I think its funny, but the more I speak to people on the forums, just from how, when and what they say... i seem to be fairly good at guessing who else my be/have been a self harmer or depressed or along those lines. I can think of a few members I wouldnt be surprised to admit it off the top of my head, im not naming names lol... but I wonder if anyone else will come forward. Its strangely liberating lol

But do look after yourself CC hun, dont like to think of anyone hurting!
 
Fantastic thread and great post MBOU, peoples attitude to mental health these days sucks, there's still some kind of stigma attached to it and it's ridiculous.
 
Fantastic thread and great post MBOU, peoples attitude to mental health these days sucks, there's still some kind of stigma attached to it and it's ridiculous.


I agree completely - Thanks to both Bubble and Mbou.

Unless you have had mental health problems or know somebody that has it is very easy to be dismissive and say 'Oh pull yourself together'. It is an illness as valid as any other but people tend to forget this or not sympathise because you can't put a sticking plaster on a brain.
 
oh lordy... i went out in cambridge today in bright sunlight and i couldn't work out why i kept getting funny looks... then i looked at my arm... and there they were, all 32 of them staring me back in the face... and they laughed... they laughed.

and it hurt a lot... i now really dont want to go back to cambridge ever again...
 
:friends: ColdCazzie. Be strong! There are always things you can do that do less damage.

You have to REALLY not want to do it and be able to forgive yourself for slipping up sometimes. Kind of like dieting, bloomin difficult and then you have a cake and give up the diet. But if you want to lose weight, you have to keep going, one slip up or not.
That was it, it was a promise to someone else that was the clincher, not particularly that I wanted to stop.

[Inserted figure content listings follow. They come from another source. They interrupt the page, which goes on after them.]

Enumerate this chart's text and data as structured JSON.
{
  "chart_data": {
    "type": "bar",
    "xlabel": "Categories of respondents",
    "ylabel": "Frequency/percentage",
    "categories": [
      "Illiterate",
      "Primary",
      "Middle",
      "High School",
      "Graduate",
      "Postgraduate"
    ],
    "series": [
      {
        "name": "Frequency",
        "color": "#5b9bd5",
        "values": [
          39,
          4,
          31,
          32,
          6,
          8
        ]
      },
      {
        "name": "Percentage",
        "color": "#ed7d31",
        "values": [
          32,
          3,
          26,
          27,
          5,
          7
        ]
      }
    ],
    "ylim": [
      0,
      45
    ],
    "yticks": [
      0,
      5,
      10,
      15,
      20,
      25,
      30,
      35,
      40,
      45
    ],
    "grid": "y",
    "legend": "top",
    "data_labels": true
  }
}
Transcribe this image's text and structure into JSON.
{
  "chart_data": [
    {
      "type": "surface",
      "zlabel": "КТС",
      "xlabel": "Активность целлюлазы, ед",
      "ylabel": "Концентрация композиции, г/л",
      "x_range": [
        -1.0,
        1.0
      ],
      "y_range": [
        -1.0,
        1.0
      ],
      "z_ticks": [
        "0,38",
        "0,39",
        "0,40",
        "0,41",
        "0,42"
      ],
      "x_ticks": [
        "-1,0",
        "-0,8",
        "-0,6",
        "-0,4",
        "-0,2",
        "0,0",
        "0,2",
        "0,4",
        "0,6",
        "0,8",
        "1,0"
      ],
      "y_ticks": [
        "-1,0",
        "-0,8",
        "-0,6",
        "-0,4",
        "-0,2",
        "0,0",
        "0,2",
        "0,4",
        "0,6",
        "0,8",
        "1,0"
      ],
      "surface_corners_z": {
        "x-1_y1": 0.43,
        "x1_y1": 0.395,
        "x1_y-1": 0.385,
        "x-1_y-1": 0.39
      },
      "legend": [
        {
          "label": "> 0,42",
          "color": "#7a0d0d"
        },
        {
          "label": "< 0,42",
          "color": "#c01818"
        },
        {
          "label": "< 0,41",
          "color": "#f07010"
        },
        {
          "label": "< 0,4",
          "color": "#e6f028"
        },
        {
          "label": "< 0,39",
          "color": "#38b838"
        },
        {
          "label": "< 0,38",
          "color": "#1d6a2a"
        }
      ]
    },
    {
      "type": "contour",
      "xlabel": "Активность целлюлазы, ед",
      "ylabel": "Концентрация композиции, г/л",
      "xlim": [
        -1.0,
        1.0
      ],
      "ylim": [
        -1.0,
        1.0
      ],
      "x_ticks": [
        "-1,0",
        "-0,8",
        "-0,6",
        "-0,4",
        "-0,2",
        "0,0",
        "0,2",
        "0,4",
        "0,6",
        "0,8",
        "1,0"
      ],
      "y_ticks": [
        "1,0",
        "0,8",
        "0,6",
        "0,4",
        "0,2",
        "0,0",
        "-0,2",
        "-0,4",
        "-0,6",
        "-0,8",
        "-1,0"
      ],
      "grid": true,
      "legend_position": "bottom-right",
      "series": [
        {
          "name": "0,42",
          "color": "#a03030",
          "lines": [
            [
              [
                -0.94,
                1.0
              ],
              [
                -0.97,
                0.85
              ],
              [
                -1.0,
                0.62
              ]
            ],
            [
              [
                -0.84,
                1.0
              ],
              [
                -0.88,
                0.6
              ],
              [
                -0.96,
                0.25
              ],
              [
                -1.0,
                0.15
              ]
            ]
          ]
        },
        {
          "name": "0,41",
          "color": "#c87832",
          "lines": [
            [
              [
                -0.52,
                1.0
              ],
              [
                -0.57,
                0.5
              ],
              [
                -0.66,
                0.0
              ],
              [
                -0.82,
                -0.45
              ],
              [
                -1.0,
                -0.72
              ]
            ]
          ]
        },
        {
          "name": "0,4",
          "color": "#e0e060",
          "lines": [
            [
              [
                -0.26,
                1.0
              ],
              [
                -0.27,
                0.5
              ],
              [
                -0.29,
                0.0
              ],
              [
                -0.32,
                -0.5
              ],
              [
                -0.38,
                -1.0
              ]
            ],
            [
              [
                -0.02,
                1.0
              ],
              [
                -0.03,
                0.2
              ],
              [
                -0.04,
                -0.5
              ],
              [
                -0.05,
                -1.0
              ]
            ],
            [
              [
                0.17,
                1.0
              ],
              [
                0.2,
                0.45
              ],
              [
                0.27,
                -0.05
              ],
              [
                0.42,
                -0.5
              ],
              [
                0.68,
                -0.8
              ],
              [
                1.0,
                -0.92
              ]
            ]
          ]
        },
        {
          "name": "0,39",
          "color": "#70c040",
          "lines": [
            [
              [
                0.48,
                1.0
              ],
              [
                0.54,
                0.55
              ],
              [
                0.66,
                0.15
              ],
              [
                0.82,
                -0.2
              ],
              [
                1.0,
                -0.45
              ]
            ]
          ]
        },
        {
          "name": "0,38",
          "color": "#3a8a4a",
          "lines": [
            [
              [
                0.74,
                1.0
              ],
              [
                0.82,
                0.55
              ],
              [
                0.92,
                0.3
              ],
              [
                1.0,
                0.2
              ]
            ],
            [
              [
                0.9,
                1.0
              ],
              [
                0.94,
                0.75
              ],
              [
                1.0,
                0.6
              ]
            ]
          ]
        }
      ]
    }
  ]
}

And since promising I haven't slipped up, because I don't want to break that promise more than I need the therapy of the cut. It's been 5 years 2.5 months now, and I've had good times and bad times, but I have progressively found myself having more good times than bad and only get those bad days on rare occasions now.
 
Great posts, Blubble and MBOU; and well done cazzie! That's really brilliant :)

So, I'm another self harmer *sighs* (wonder if I was one of the people you guessed, MBOU?!)

Haven't done it for a long time now but, like you MBOU, have a lovely pattern of horizontal scars up my left arm. I am totally conscious of it, 100% of the time; still hide it from my mum, as I wouldn't want to upset her; it's not her fault I turned out this way.

I still feel there's an awful lot of ignorance around the subject; the more it's talked about the better, IMO.

I do the elastic band thing as well; it does help.
 
Flutter. I want you to know before i dissapear that I love you to bits for admitting it! Admitting to what your brain will perceive as a weakness because everyone else thinks so is is a huge bonus! A strength!

So far:

Myself
ColdCazzie
Fluttermoth

Who else is brave enough to defy what is considered right and wrong? No offense but to me. Tonight. It is really important that someone cares. Reply to the post. I dont care if you have self harmed or just thought about it because the step is so small.

As of 10pm UK I will be requesting to leave this forum through no fault of my own. There is no choice in this. And tonight... a year or so or not.. if anyone cares... tell me so.. because even i you read thispost... write "i have read this" and i will know you care but have no words like me. If you care... it means the world. If you have read this far... you care.. so say so... will make the world of difference to me!